TEMPO.CO, Jakarta – Ombudsman RI menemukan adanya potensi maladministrasi dalam rencana impor beras sebanyak 1,5 juta ton. Anggota Ombudsman, Yeka Hendra Fatika, mengatakan potensi itu terlihat dari mekanisme keputusan impor dalam rapat koordinasi terbatas atau rakortas yang dilakukan Kementerian Koordinator Bidang Perekonomian, Kementerian Perdagangan, dan Kementerian Pertanian beberapa waktu lalu.
Yeka berujar, keputusan impor beras tidak berdasarkan data Badan Pusat Statistik (BPS), stok beras di lapangan, dan stabilitas harga beras dalam tiga tahun terakhir. Rencana ini pun cenderung terburu-buru dan terkesan mengesampingkan unsur scientific.

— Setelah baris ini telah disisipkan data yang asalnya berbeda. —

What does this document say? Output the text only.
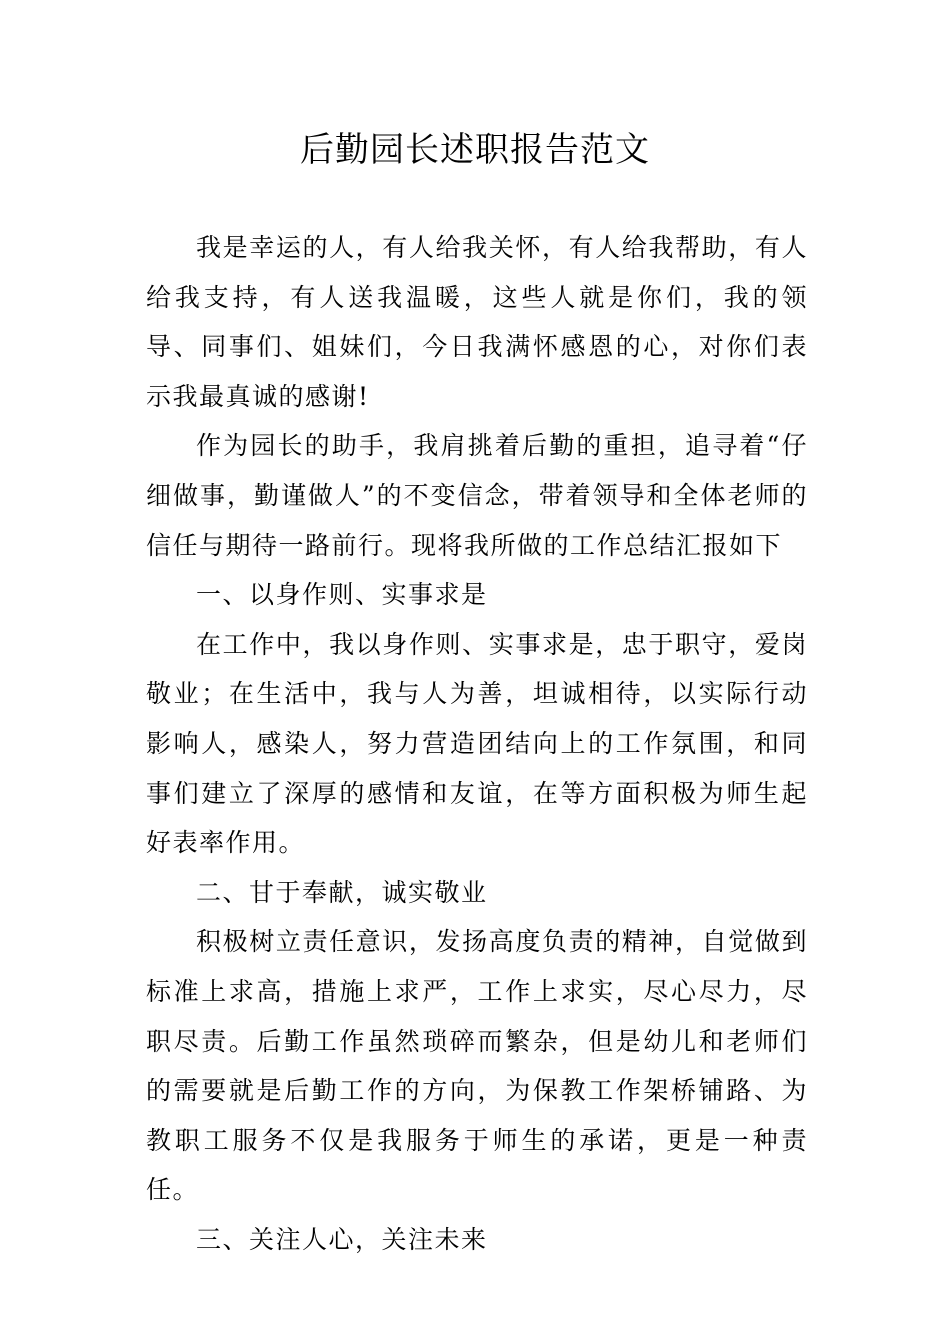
后勤园长述职报告范文

我是幸运的人，有人给我关怀，有人给我帮助，有人给我支持，有人送我温暖，这些人就是你们，我的领导、同事们、姐妹们，今日我满怀感恩的心，对你们表示我最真诚的感谢!

作为园长的助手，我肩挑着后勤的重担，追寻着“仔细做事，勤谨做人”的不变信念，带着领导和全体老师的信任与期待一路前行。现将我所做的工作总结汇报如下

一、以身作则、实事求是

在工作中，我以身作则、实事求是，忠于职守，爱岗敬业；在生活中，我与人为善，坦诚相待，以实际行动影响人，感染人，努力营造团结向上的工作氛围，和同事们建立了深厚的感情和友谊，在等方面积极为师生起好表率作用。

二、甘于奉献，诚实敬业

积极树立责任意识，发扬高度负责的精神，自觉做到标准上求高，措施上求严，工作上求实，尽心尽力，尽职尽责。后勤工作虽然琐碎而繁杂，但是幼儿和老师们的需要就是后勤工作的方向，为保教工作架桥铺路、为教职工服务不仅是我服务于师生的承诺，更是一种责任。

三、关注人心，关注未来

“Kami melihat jangan-jangan ada masalah. Keputusan impor beras harus berbasiskan data yang valid karena beras bukan sekadar komoditas, tapi juga dampaknya ke sosial politik yang cukup luas,” ujar Yeka dalam konferensi pers yang digelar secara virtual pada Rabu, 24 Maret 2021.

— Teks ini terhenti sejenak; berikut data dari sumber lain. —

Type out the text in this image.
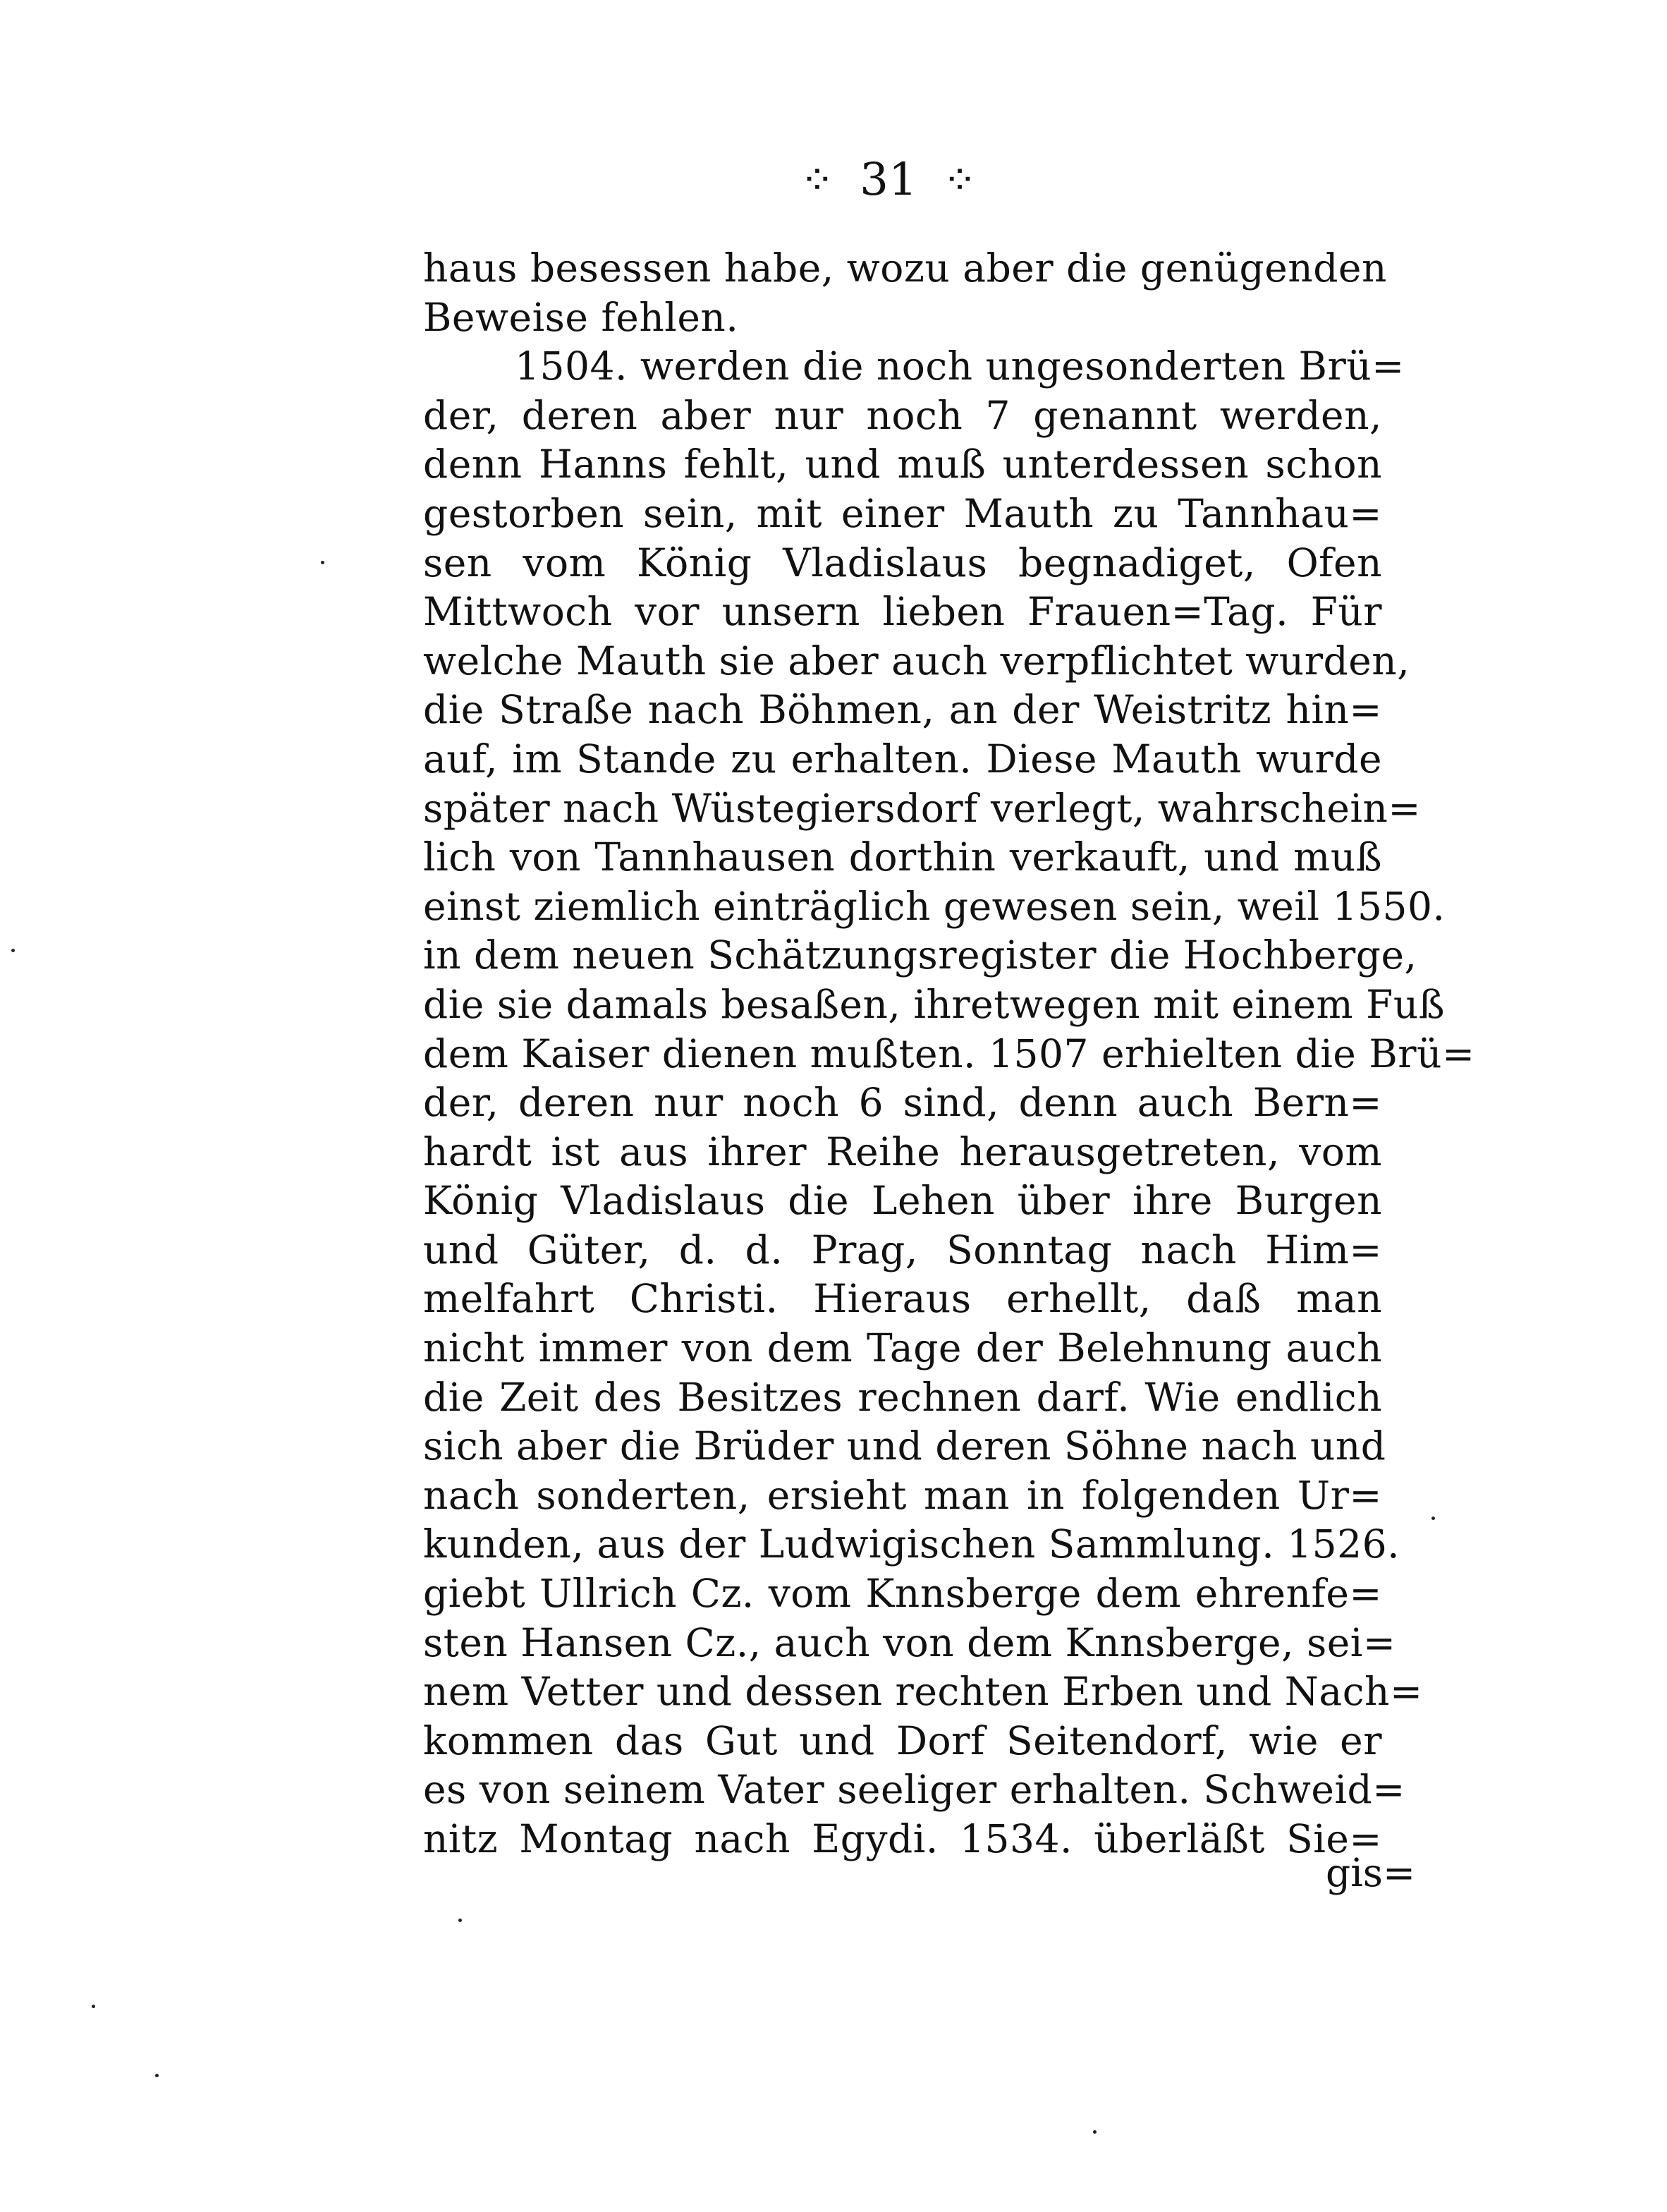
⁘ 31 ⁘
haus besessen habe, wozu aber die genügenden
Beweise fehlen.
1504. werden die noch ungesonderten Brü=
der, deren aber nur noch 7 genannt werden,
denn Hanns fehlt, und muß unterdessen schon
gestorben sein, mit einer Mauth zu Tannhau=
sen vom König Vladislaus begnadiget, Ofen
Mittwoch vor unsern lieben Frauen=Tag. Für
welche Mauth sie aber auch verpflichtet wurden,
die Straße nach Böhmen, an der Weistritz hin=
auf, im Stande zu erhalten. Diese Mauth wurde
später nach Wüstegiersdorf verlegt, wahrschein=
lich von Tannhausen dorthin verkauft, und muß
einst ziemlich einträglich gewesen sein, weil 1550.
in dem neuen Schätzungsregister die Hochberge,
die sie damals besaßen, ihretwegen mit einem Fuß
dem Kaiser dienen mußten. 1507 erhielten die Brü=
der, deren nur noch 6 sind, denn auch Bern=
hardt ist aus ihrer Reihe herausgetreten, vom
König Vladislaus die Lehen über ihre Burgen
und Güter, d. d. Prag, Sonntag nach Him=
melfahrt Christi. Hieraus erhellt, daß man
nicht immer von dem Tage der Belehnung auch
die Zeit des Besitzes rechnen darf. Wie endlich
sich aber die Brüder und deren Söhne nach und
nach sonderten, ersieht man in folgenden Ur=
kunden, aus der Ludwigischen Sammlung. 1526.
giebt Ullrich Cz. vom Knnsberge dem ehrenfe=
sten Hansen Cz., auch von dem Knnsberge, sei=
nem Vetter und dessen rechten Erben und Nach=
kommen das Gut und Dorf Seitendorf, wie er
es von seinem Vater seeliger erhalten. Schweid=
nitz Montag nach Egydi. 1534. überläßt Sie=
gis=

Berdasarkan data dari Kementerian Perdagangan, stok beras di gudang Bulog per 14 Maret tercatat sebesar 883.585 ton. Dari jumlah tersebut, 859 ribu di antaranya merupakan cadangan beras pemerintah dan 23,7 ribu ton adalah stok beras komersial.
Menurut klaim Kementerian Perdagangan, terdapat 400 ribu ton beras yang mengalami potensi turun mutu karena merupakan stok pada 2018 dan 2019. Karenanya, Kementerian mencatat stok yang layak konsumsi kurang dari 500 ribu ton atau 20 persen dari kebutuhan rata-rata beras tiap bulan sebesar 2,5 juta ton. Padahal, menurut ketentuan, stok beras di gudang tersebut per tahun harus mencapai 1-1,5 juta ton.
Namun, Yeka menerangkan, stok beras yang ada saat ini bukan hanya di gudang Bulog. “Jangan lupa ada di tempat lain,” kata Yeka.